Following his undergraduate degree in biochemistry from the University of Alabama (B.S., 1977), Dr. Myers earned his Ph.D. in Biochemistry from the University of California at Berkeley (1982) with Robert Tjian. His postdoctoral work was performed at Harvard University with Tom Maniatis. In 1986 he joined the faculty of the University of California at San Francisco, and remained there until 1993 when he moved to Stanford University School of Medicine. He had been Professor and Chair of the Department of Genetics and Director of the Stanford Human Genome Center until July 2008 when he was named to his current position.

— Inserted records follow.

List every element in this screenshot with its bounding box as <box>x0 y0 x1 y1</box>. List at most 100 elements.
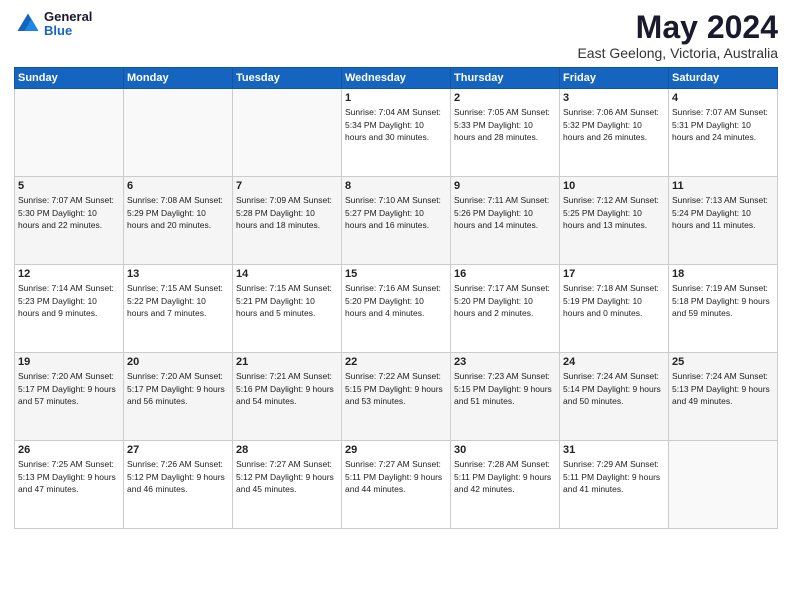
weekday-header: Friday <box>560 68 669 89</box>
cell-text: Sunrise: 7:11 AM Sunset: 5:26 PM Dayligh… <box>454 194 556 231</box>
day-number: 13 <box>127 268 229 280</box>
calendar-week: 26Sunrise: 7:25 AM Sunset: 5:13 PM Dayli… <box>15 441 778 529</box>
calendar-cell: 12 Sunrise: 7:14 AM Sunset: 5:23 PM Dayli… <box>15 265 124 353</box>
calendar-header: SundayMondayTuesdayWednesdayThursdayFrid… <box>15 68 778 89</box>
logo-general: General <box>44 10 92 24</box>
weekday-header: Wednesday <box>342 68 451 89</box>
calendar-cell <box>669 441 778 529</box>
cell-text: Sunrise: 7:24 AM Sunset: 5:13 PM Dayligh… <box>672 370 774 407</box>
logo-icon <box>14 10 42 38</box>
cell-text: Sunrise: 7:27 AM Sunset: 5:11 PM Dayligh… <box>345 458 447 495</box>
day-number: 14 <box>236 268 338 280</box>
day-number: 11 <box>672 180 774 192</box>
calendar-cell: 17 Sunrise: 7:18 AM Sunset: 5:19 PM Dayli… <box>560 265 669 353</box>
day-number: 25 <box>672 356 774 368</box>
cell-text: Sunrise: 7:29 AM Sunset: 5:11 PM Dayligh… <box>563 458 665 495</box>
calendar-cell: 7 Sunrise: 7:09 AM Sunset: 5:28 PM Daylig… <box>233 177 342 265</box>
calendar-cell: 11 Sunrise: 7:13 AM Sunset: 5:24 PM Dayli… <box>669 177 778 265</box>
calendar-cell: 22Sunrise: 7:22 AM Sunset: 5:15 PM Dayli… <box>342 353 451 441</box>
cell-text: Sunrise: 7:10 AM Sunset: 5:27 PM Dayligh… <box>345 194 447 231</box>
calendar: SundayMondayTuesdayWednesdayThursdayFrid… <box>14 67 778 529</box>
weekday-header: Monday <box>124 68 233 89</box>
cell-text: Sunrise: 7:26 AM Sunset: 5:12 PM Dayligh… <box>127 458 229 495</box>
day-number: 15 <box>345 268 447 280</box>
day-number: 21 <box>236 356 338 368</box>
cell-text: Sunrise: 7:08 AM Sunset: 5:29 PM Dayligh… <box>127 194 229 231</box>
calendar-week: 12 Sunrise: 7:14 AM Sunset: 5:23 PM Dayli… <box>15 265 778 353</box>
weekday-header: Sunday <box>15 68 124 89</box>
calendar-week: 19Sunrise: 7:20 AM Sunset: 5:17 PM Dayli… <box>15 353 778 441</box>
day-number: 29 <box>345 444 447 456</box>
weekday-header: Thursday <box>451 68 560 89</box>
calendar-cell: 23 Sunrise: 7:23 AM Sunset: 5:15 PM Dayli… <box>451 353 560 441</box>
weekday-row: SundayMondayTuesdayWednesdayThursdayFrid… <box>15 68 778 89</box>
title-block: May 2024 East Geelong, Victoria, Austral… <box>577 10 778 61</box>
calendar-cell: 30Sunrise: 7:28 AM Sunset: 5:11 PM Dayli… <box>451 441 560 529</box>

Dr. Myers is a member of numerous committees concerned with human genetic diseases and the Human Genome Project including the Genome Resources and Sequencing Prioritization Panel (GRASPP) and is Chair of the Genome Research Review Committee of the National Human Genome Research Institute of the National Institutes of Health. He is also a member of the Biology and Biotechnology Program Advisory Committee of the U.S. Department of Energy. Dr. Myers has received numerous awards including the Pritzker Foundation Award (2002), the Darden Lecture Award from the University of Alabama (2002), the Wills Foundation Award (1986-2001) and was a Searle Scholar (1987-1990).
Myers was involved in every human genome meeting at Cold Spring Harbor Laboratory and has attended CSHL symposia since 1986.